Classroom of the Elite II
ようこそ実力至上主義の教室へ 2nd Season (Youkoso Jitsuryoku Shijou Shugi no Kyoushitsu e 2nd Season)
- Drama
- Suspense
- Psychological
- School
- Episodes
- 13
- Duration
- 23 min per ep
- Aired
- Jul 4, 2022 to Sep 26, 2022
- Status
- Finished Airing
Synopsis
After the Island Special Examination, the first-year students of Tokyo Metropolitan Advanced Nurturing High School return to life aboard the cruise ship—only to be thrown straight into another special exam. With both class standings and individual points at stake, a fresh set of intricate rules quickly turns the voyage into a tense contest of strategy and endurance.
Complications mount as Kakeru Ryuuen, still seething over the previous results, sets out to dominate the new challenge by any means necessary. At the same time, Kei Karuizawa—an essential support for Class D—finds herself pushed to the brink as the weight of her past resurfaces. With pressure closing in from multiple sides, Kiyotaka Ayanokouji moves to guide Class D through the turmoil, relying on careful planning and calculated manipulation to keep them afloat against increasingly dangerous opposition.
Otaku Consensus
Classroom of the Elite II lands as a stronger, more ruthless return for viewers who prize psychological maneuvering over conventional school-drama warmth, with Lerche’s direction sharpening the series around Ayanokouji’s cold problem-solving and the season’s Kei/Ryuuen material becoming its most discussed dramatic core. Fan reception is broadly positive, reflected in its 8.04 MAL score and high popularity, but the recurring criticism is real: the adaptation can feel compressed and uneven in execution, especially for viewers who are not invested in a protagonist-centric power game.
Why You Should Watch
Watch Classroom of the Elite II if you want a school anime that treats classrooms like pressure chambers rather than social spaces. It scratches the same strategic itch as Tomodachi Game and the mind-game side of Death Note, but with the rules filtered through grades, points, status, and adolescent insecurity instead of supernatural stakes. The appeal is not warmth or ensemble comfort; it is watching a seemingly passive lead alter the temperature of every room while other students mistake visibility for control. Season 2 is especially suited to viewers who enjoy psychological hierarchy, social leverage, and moral discomfort without needing constant action. If you want tactics, intimidation, and character masks cracking under institutional pressure, this is the season where the anime’s identity becomes clearest.
Key Characters
- KKiyotaka Ayanokouji(VA: Shouya Chiba)
Ayanokouji remains the franchise’s magnetic contradiction: a deliberately low-affect lead whose lack of theatricality makes every small choice feel calculated.

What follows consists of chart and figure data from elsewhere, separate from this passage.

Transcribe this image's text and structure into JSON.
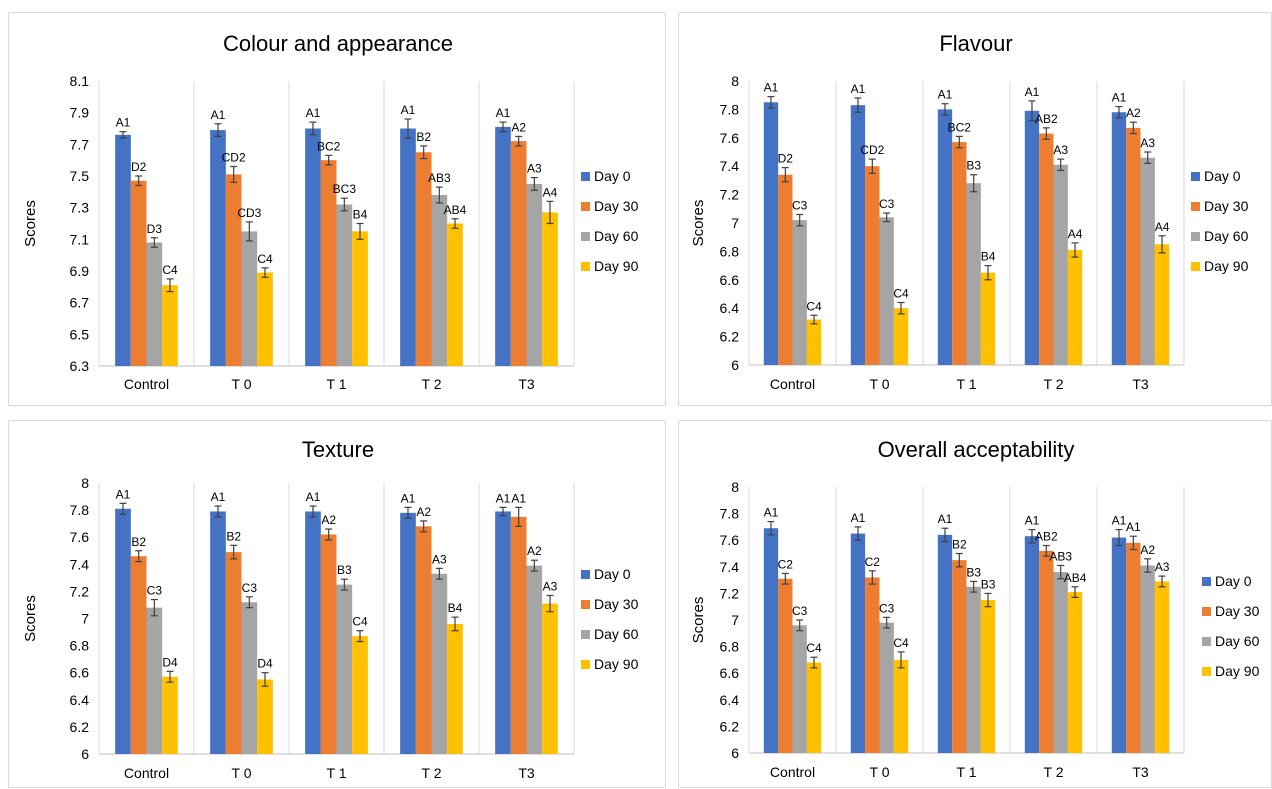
{
  "chart_data": [
    {
      "type": "bar",
      "title": "Colour and appearance",
      "ylabel": "Scores",
      "ylim": [
        6.3,
        8.1
      ],
      "yticks": [
        "6.3",
        "6.5",
        "6.7",
        "6.9",
        "7.1",
        "7.3",
        "7.5",
        "7.7",
        "7.9",
        "8.1"
      ],
      "categories": [
        "Control",
        "T 0",
        "T 1",
        "T 2",
        "T3"
      ],
      "legend_position": "right",
      "series": [
        {
          "name": "Day 0",
          "color": "#4472C4",
          "values": [
            7.76,
            7.79,
            7.8,
            7.8,
            7.81
          ],
          "errors": [
            0.02,
            0.04,
            0.04,
            0.06,
            0.03
          ],
          "labels": [
            "A1",
            "A1",
            "A1",
            "A1",
            "A1"
          ]
        },
        {
          "name": "Day 30",
          "color": "#ED7D31",
          "values": [
            7.47,
            7.51,
            7.6,
            7.65,
            7.72
          ],
          "errors": [
            0.03,
            0.05,
            0.03,
            0.04,
            0.03
          ],
          "labels": [
            "D2",
            "CD2",
            "BC2",
            "B2",
            "A2"
          ]
        },
        {
          "name": "Day 60",
          "color": "#A5A5A5",
          "values": [
            7.08,
            7.15,
            7.32,
            7.38,
            7.45
          ],
          "errors": [
            0.03,
            0.06,
            0.04,
            0.05,
            0.04
          ],
          "labels": [
            "D3",
            "CD3",
            "BC3",
            "AB3",
            "A3"
          ]
        },
        {
          "name": "Day 90",
          "color": "#FFC000",
          "values": [
            6.81,
            6.89,
            7.15,
            7.2,
            7.27
          ],
          "errors": [
            0.04,
            0.03,
            0.05,
            0.03,
            0.07
          ],
          "labels": [
            "C4",
            "C4",
            "B4",
            "AB4",
            "A4"
          ]
        }
      ]
    },
    {
      "type": "bar",
      "title": "Flavour",
      "ylabel": "Scores",
      "ylim": [
        6,
        8
      ],
      "yticks": [
        "6",
        "6.2",
        "6.4",
        "6.6",
        "6.8",
        "7",
        "7.2",
        "7.4",
        "7.6",
        "7.8",
        "8"
      ],
      "categories": [
        "Control",
        "T 0",
        "T 1",
        "T 2",
        "T3"
      ],
      "legend_position": "right",
      "series": [
        {
          "name": "Day 0",
          "color": "#4472C4",
          "values": [
            7.85,
            7.83,
            7.8,
            7.79,
            7.78
          ],
          "errors": [
            0.04,
            0.05,
            0.04,
            0.07,
            0.04
          ],
          "labels": [
            "A1",
            "A1",
            "A1",
            "A1",
            "A1"
          ]
        },
        {
          "name": "Day 30",
          "color": "#ED7D31",
          "values": [
            7.34,
            7.4,
            7.57,
            7.63,
            7.67
          ],
          "errors": [
            0.05,
            0.05,
            0.04,
            0.04,
            0.04
          ],
          "labels": [
            "D2",
            "CD2",
            "BC2",
            "AB2",
            "A2"
          ]
        },
        {
          "name": "Day 60",
          "color": "#A5A5A5",
          "values": [
            7.02,
            7.04,
            7.28,
            7.41,
            7.46
          ],
          "errors": [
            0.04,
            0.03,
            0.06,
            0.04,
            0.04
          ],
          "labels": [
            "C3",
            "C3",
            "B3",
            "A3",
            "A3"
          ]
        },
        {
          "name": "Day 90",
          "color": "#FFC000",
          "values": [
            6.32,
            6.4,
            6.65,
            6.81,
            6.85
          ],
          "errors": [
            0.03,
            0.04,
            0.05,
            0.05,
            0.06
          ],
          "labels": [
            "C4",
            "C4",
            "B4",
            "A4",
            "A4"
          ]
        }
      ]
    },
    {
      "type": "bar",
      "title": "Texture",
      "ylabel": "Scores",
      "ylim": [
        6,
        8
      ],
      "yticks": [
        "6",
        "6.2",
        "6.4",
        "6.6",
        "6.8",
        "7",
        "7.2",
        "7.4",
        "7.6",
        "7.8",
        "8"
      ],
      "categories": [
        "Control",
        "T 0",
        "T 1",
        "T 2",
        "T3"
      ],
      "legend_position": "right",
      "series": [
        {
          "name": "Day 0",
          "color": "#4472C4",
          "values": [
            7.81,
            7.79,
            7.79,
            7.78,
            7.79
          ],
          "errors": [
            0.04,
            0.04,
            0.04,
            0.04,
            0.03
          ],
          "labels": [
            "A1",
            "A1",
            "A1",
            "A1",
            "A1"
          ]
        },
        {
          "name": "Day 30",
          "color": "#ED7D31",
          "values": [
            7.46,
            7.49,
            7.62,
            7.68,
            7.75
          ],
          "errors": [
            0.04,
            0.05,
            0.04,
            0.04,
            0.07
          ],
          "labels": [
            "B2",
            "B2",
            "A2",
            "A2",
            "A1"
          ]
        },
        {
          "name": "Day 60",
          "color": "#A5A5A5",
          "values": [
            7.08,
            7.12,
            7.25,
            7.33,
            7.39
          ],
          "errors": [
            0.06,
            0.04,
            0.04,
            0.04,
            0.04
          ],
          "labels": [
            "C3",
            "C3",
            "B3",
            "A3",
            "A2"
          ]
        },
        {
          "name": "Day 90",
          "color": "#FFC000",
          "values": [
            6.57,
            6.55,
            6.87,
            6.96,
            7.11
          ],
          "errors": [
            0.04,
            0.05,
            0.04,
            0.05,
            0.06
          ],
          "labels": [
            "D4",
            "D4",
            "C4",
            "B4",
            "A3"
          ]
        }
      ]
    },
    {
      "type": "bar",
      "title": "Overall acceptability",
      "ylabel": "Scores",
      "ylim": [
        6,
        8
      ],
      "yticks": [
        "6",
        "6.2",
        "6.4",
        "6.6",
        "6.8",
        "7",
        "7.2",
        "7.4",
        "7.6",
        "7.8",
        "8"
      ],
      "categories": [
        "Control",
        "T 0",
        "T 1",
        "T 2",
        "T3"
      ],
      "legend_position": "right",
      "series": [
        {
          "name": "Day 0",
          "color": "#4472C4",
          "values": [
            7.69,
            7.65,
            7.64,
            7.63,
            7.62
          ],
          "errors": [
            0.05,
            0.05,
            0.05,
            0.05,
            0.06
          ],
          "labels": [
            "A1",
            "A1",
            "A1",
            "A1",
            "A1"
          ]
        },
        {
          "name": "Day 30",
          "color": "#ED7D31",
          "values": [
            7.31,
            7.32,
            7.45,
            7.52,
            7.58
          ],
          "errors": [
            0.04,
            0.05,
            0.05,
            0.04,
            0.05
          ],
          "labels": [
            "C2",
            "C2",
            "B2",
            "AB2",
            "A1"
          ]
        },
        {
          "name": "Day 60",
          "color": "#A5A5A5",
          "values": [
            6.96,
            6.98,
            7.25,
            7.36,
            7.41
          ],
          "errors": [
            0.04,
            0.04,
            0.04,
            0.05,
            0.05
          ],
          "labels": [
            "C3",
            "C3",
            "B3",
            "AB3",
            "A2"
          ]
        },
        {
          "name": "Day 90",
          "color": "#FFC000",
          "values": [
            6.68,
            6.7,
            7.15,
            7.21,
            7.29
          ],
          "errors": [
            0.04,
            0.06,
            0.05,
            0.04,
            0.04
          ],
          "labels": [
            "C4",
            "C4",
            "B3",
            "AB4",
            "A3"
          ]
        }
      ]
    }
  ]
}
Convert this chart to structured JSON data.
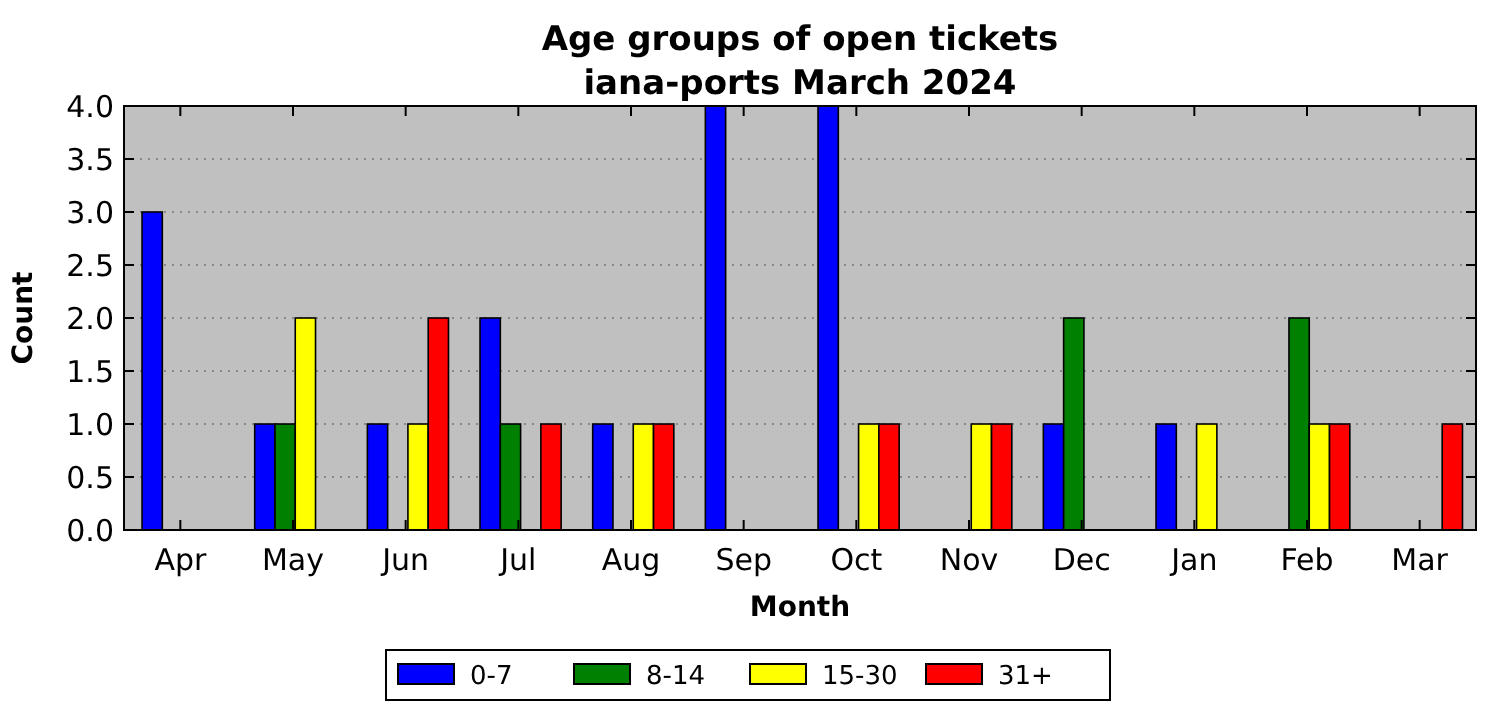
{
  "chart_data": {
    "type": "bar",
    "title": "Age groups of open tickets",
    "subtitle": "iana-ports March 2024",
    "xlabel": "Month",
    "ylabel": "Count",
    "categories": [
      "Apr",
      "May",
      "Jun",
      "Jul",
      "Aug",
      "Sep",
      "Oct",
      "Nov",
      "Dec",
      "Jan",
      "Feb",
      "Mar"
    ],
    "series": [
      {
        "name": "0-7",
        "color": "#0000ff",
        "values": [
          3,
          1,
          1,
          2,
          1,
          4,
          4,
          0,
          1,
          1,
          0,
          0
        ]
      },
      {
        "name": "8-14",
        "color": "#008000",
        "values": [
          0,
          1,
          0,
          1,
          0,
          0,
          0,
          0,
          2,
          0,
          2,
          0
        ]
      },
      {
        "name": "15-30",
        "color": "#ffff00",
        "values": [
          0,
          2,
          1,
          0,
          1,
          0,
          1,
          1,
          0,
          1,
          1,
          0
        ]
      },
      {
        "name": "31+",
        "color": "#ff0000",
        "values": [
          0,
          0,
          2,
          1,
          1,
          0,
          1,
          1,
          0,
          0,
          1,
          1
        ]
      }
    ],
    "ylim": [
      0,
      4
    ],
    "yticks": [
      {
        "value": 0,
        "label": "0.0"
      },
      {
        "value": 0.5,
        "label": "0.5"
      },
      {
        "value": 1,
        "label": "1.0"
      },
      {
        "value": 1.5,
        "label": "1.5"
      },
      {
        "value": 2,
        "label": "2.0"
      },
      {
        "value": 2.5,
        "label": "2.5"
      },
      {
        "value": 3,
        "label": "3.0"
      },
      {
        "value": 3.5,
        "label": "3.5"
      },
      {
        "value": 4,
        "label": "4.0"
      }
    ],
    "grid": "y",
    "legend": "bottom"
  }
}
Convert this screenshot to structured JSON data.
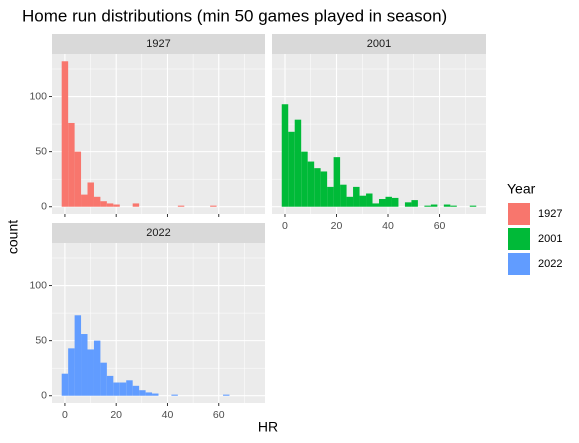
{
  "title": "Home run distributions (min 50 games played in season)",
  "x_label": "HR",
  "y_label": "count",
  "legend": {
    "title": "Year"
  },
  "chart_data": [
    {
      "type": "histogram",
      "name": "1927",
      "color": "#F8766D",
      "bins": [
        -1.26,
        1.26,
        3.78,
        6.29,
        8.81,
        11.33,
        13.84,
        16.36,
        18.88,
        21.4,
        23.91,
        26.43,
        28.95,
        31.47,
        33.98,
        36.5,
        39.02,
        41.53,
        44.05,
        46.57,
        49.09,
        51.6,
        54.12,
        56.64,
        59.16,
        61.67,
        64.19,
        66.71,
        69.22,
        71.74,
        74.26
      ],
      "values": [
        132,
        76,
        50,
        11,
        22,
        9,
        5,
        3,
        2,
        0,
        0,
        3,
        0,
        0,
        0,
        0,
        0,
        0,
        1,
        0,
        0,
        0,
        0,
        1,
        0,
        0,
        0,
        0,
        0,
        0
      ],
      "xlim": [
        -5.04,
        78.04
      ],
      "ylim": [
        -6.6,
        138.6
      ],
      "xticks": [
        0,
        20,
        40,
        60
      ],
      "yticks": [
        0,
        50,
        100
      ],
      "minor_xticks": [
        10,
        30,
        50,
        70
      ],
      "minor_yticks": [
        25,
        75,
        125
      ],
      "show_xtick_labels": false,
      "show_ytick_labels": true,
      "grid": true
    },
    {
      "type": "histogram",
      "name": "2001",
      "color": "#00BA38",
      "bins": [
        -1.26,
        1.26,
        3.78,
        6.29,
        8.81,
        11.33,
        13.84,
        16.36,
        18.88,
        21.4,
        23.91,
        26.43,
        28.95,
        31.47,
        33.98,
        36.5,
        39.02,
        41.53,
        44.05,
        46.57,
        49.09,
        51.6,
        54.12,
        56.64,
        59.16,
        61.67,
        64.19,
        66.71,
        69.22,
        71.74,
        74.26
      ],
      "values": [
        93,
        68,
        79,
        50,
        41,
        35,
        32,
        18,
        45,
        20,
        9,
        18,
        10,
        12,
        3,
        7,
        9,
        8,
        0,
        4,
        6,
        0,
        1,
        2,
        0,
        2,
        1,
        0,
        0,
        1
      ],
      "xlim": [
        -5.04,
        78.04
      ],
      "ylim": [
        -6.6,
        138.6
      ],
      "xticks": [
        0,
        20,
        40,
        60
      ],
      "yticks": [
        0,
        50,
        100
      ],
      "minor_xticks": [
        10,
        30,
        50,
        70
      ],
      "minor_yticks": [
        25,
        75,
        125
      ],
      "show_xtick_labels": true,
      "show_ytick_labels": false,
      "grid": true
    },
    {
      "type": "histogram",
      "name": "2022",
      "color": "#619CFF",
      "bins": [
        -1.26,
        1.26,
        3.78,
        6.29,
        8.81,
        11.33,
        13.84,
        16.36,
        18.88,
        21.4,
        23.91,
        26.43,
        28.95,
        31.47,
        33.98,
        36.5,
        39.02,
        41.53,
        44.05,
        46.57,
        49.09,
        51.6,
        54.12,
        56.64,
        59.16,
        61.67,
        64.19,
        66.71,
        69.22,
        71.74,
        74.26
      ],
      "values": [
        20,
        43,
        73,
        56,
        42,
        50,
        30,
        18,
        12,
        12,
        14,
        9,
        5,
        3,
        2,
        0,
        0,
        1,
        0,
        0,
        0,
        0,
        0,
        0,
        0,
        1,
        0,
        0,
        0,
        0
      ],
      "xlim": [
        -5.04,
        78.04
      ],
      "ylim": [
        -6.6,
        138.6
      ],
      "xticks": [
        0,
        20,
        40,
        60
      ],
      "yticks": [
        0,
        50,
        100
      ],
      "minor_xticks": [
        10,
        30,
        50,
        70
      ],
      "minor_yticks": [
        25,
        75,
        125
      ],
      "show_xtick_labels": true,
      "show_ytick_labels": true,
      "grid": true
    }
  ]
}
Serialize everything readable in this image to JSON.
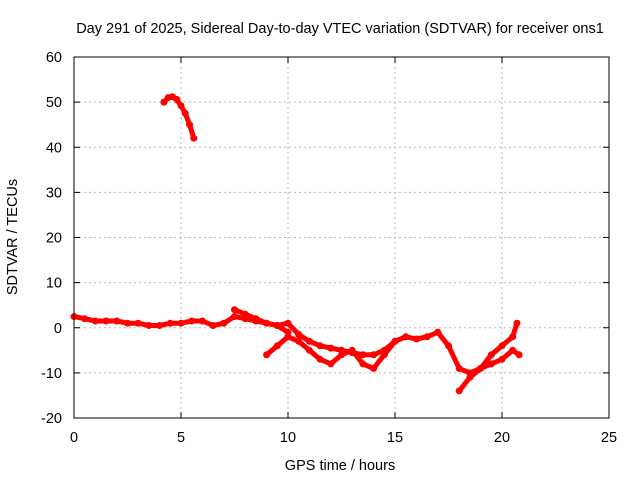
{
  "chart_data": {
    "type": "line",
    "title": "Day 291 of 2025, Sidereal Day-to-day VTEC variation (SDTVAR) for receiver ons1",
    "xlabel": "GPS time / hours",
    "ylabel": "SDTVAR / TECUs",
    "xlim": [
      0,
      25
    ],
    "ylim": [
      -20,
      60
    ],
    "xticks": [
      0,
      5,
      10,
      15,
      20,
      25
    ],
    "yticks": [
      -20,
      -10,
      0,
      10,
      20,
      30,
      40,
      50,
      60
    ],
    "grid": true,
    "series_color": "#ff0000",
    "series": [
      {
        "name": "main-band",
        "x": [
          0,
          0.5,
          1,
          1.5,
          2,
          2.5,
          3,
          3.5,
          4,
          4.5,
          5,
          5.5,
          6,
          6.5,
          7,
          7.5,
          8,
          8.5,
          9,
          9.5,
          10,
          10.5,
          11,
          11.5,
          12,
          12.5,
          13,
          13.5,
          14,
          14.5,
          15,
          15.5,
          16,
          16.5,
          17
        ],
        "y": [
          2.5,
          2,
          1.5,
          1.5,
          1.5,
          1,
          1,
          0.5,
          0.5,
          1,
          1,
          1.5,
          1.5,
          0.5,
          1,
          2.5,
          2,
          1.5,
          1,
          0.5,
          1,
          -1.5,
          -3,
          -4,
          -4.5,
          -5,
          -5.5,
          -6,
          -6,
          -5,
          -3,
          -2,
          -2.5,
          -2,
          -1
        ]
      },
      {
        "name": "lower-band",
        "x": [
          9,
          9.5,
          10,
          10.5,
          11,
          11.5,
          12,
          12.5,
          13,
          13.5,
          14,
          14.5,
          15
        ],
        "y": [
          -6,
          -4,
          -2,
          -3,
          -5,
          -7,
          -8,
          -6,
          -5,
          -8,
          -9,
          -6,
          -3
        ]
      },
      {
        "name": "upper-band",
        "x": [
          7.5,
          8,
          8.5,
          9,
          9.5,
          10
        ],
        "y": [
          4,
          3,
          2,
          1,
          0.5,
          -1
        ]
      },
      {
        "name": "tail-band",
        "x": [
          17,
          17.5,
          18,
          18.5,
          19,
          19.5,
          20,
          20.5,
          20.8
        ],
        "y": [
          -1,
          -4,
          -9,
          -10,
          -9,
          -8,
          -7,
          -5,
          -6
        ]
      },
      {
        "name": "tail-spike",
        "x": [
          18,
          18.5,
          19,
          19.5,
          20,
          20.5,
          20.7
        ],
        "y": [
          -14,
          -11,
          -9,
          -6,
          -4,
          -2,
          1
        ]
      },
      {
        "name": "arc-segment",
        "x": [
          4.2,
          4.4,
          4.6,
          4.8,
          5.0,
          5.2,
          5.4,
          5.6
        ],
        "y": [
          50,
          51,
          51.2,
          50.6,
          49.2,
          47.5,
          45,
          42
        ]
      }
    ]
  }
}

- SSuzune Horikita(VA: Akari Kitou)
Horikita gives the season a sharper academic rivalry angle, serving as a disciplined counterweight to Ayanokouji’s unreadable methods.
What Makes It Stand Out
- 1
Lerche returns as the animation studio, keeping the anime visually aligned with the first season while pushing the second season into a colder, more confrontational psychological register.
- 2
The production uses a layered directing structure: Seiji Kishi and Hiroyuki Hashimoto are credited as chief directors, while Yoshihito Nishouji serves as director, giving the sequel continuity with the established anime identity while adding a new season-level lead.
- 3
Season 2 runs 13 episodes and aired in a single summer 2022 cour, from July 4 to September 26, making it a compact continuation rather than a split or extended adaptation.
- 4
AniList’s tag profile captures the season’s unusual mix: School at 97%, Male Protagonist at 93%, Battle Royale at 78%, Delinquents at 74%, and Philosophy at 45%, which explains why the show attracts both strategy-anime fans and viewers interested in social ideology.
- 5
The season’s reputation is heavily tied to its psychological escalation around Kei Karuizawa and Kakeru Ryuuen, material that fans often cite as the point where the anime’s mind-game identity becomes more openly aggressive.
Fun Facts & Trivia
- Fun fact 1
- The original story is by Shougo Kinugasa, with original character designs by Shunsaku Tomose; the anime adaptation translates those light-novel foundations through Kazuaki Morita’s character design work.
- Fun fact 2
- Hayato Kazano handled series composition, a key role for this season because the appeal depends on making rule-heavy tests and hidden motives legible within a 13-episode TV structure.
- Fun fact 3
- On MAL, the season sits at an 8.04 score from 474,268 votes, with a popularity rank of #281, showing that its audience size is unusually large for a suspense-heavy school sequel.
- Fun fact 4
- AniList lists 6,898 favourites and a 79/100 score for the season, closely matching MAL’s positive but not uncritical reception.
- Fun fact 5
- The art side includes Hirofune Hane as art director and Satoru Hirayanagi with Mirai Nagaike on art design, separating the show’s background/world presentation from its character-design pipeline.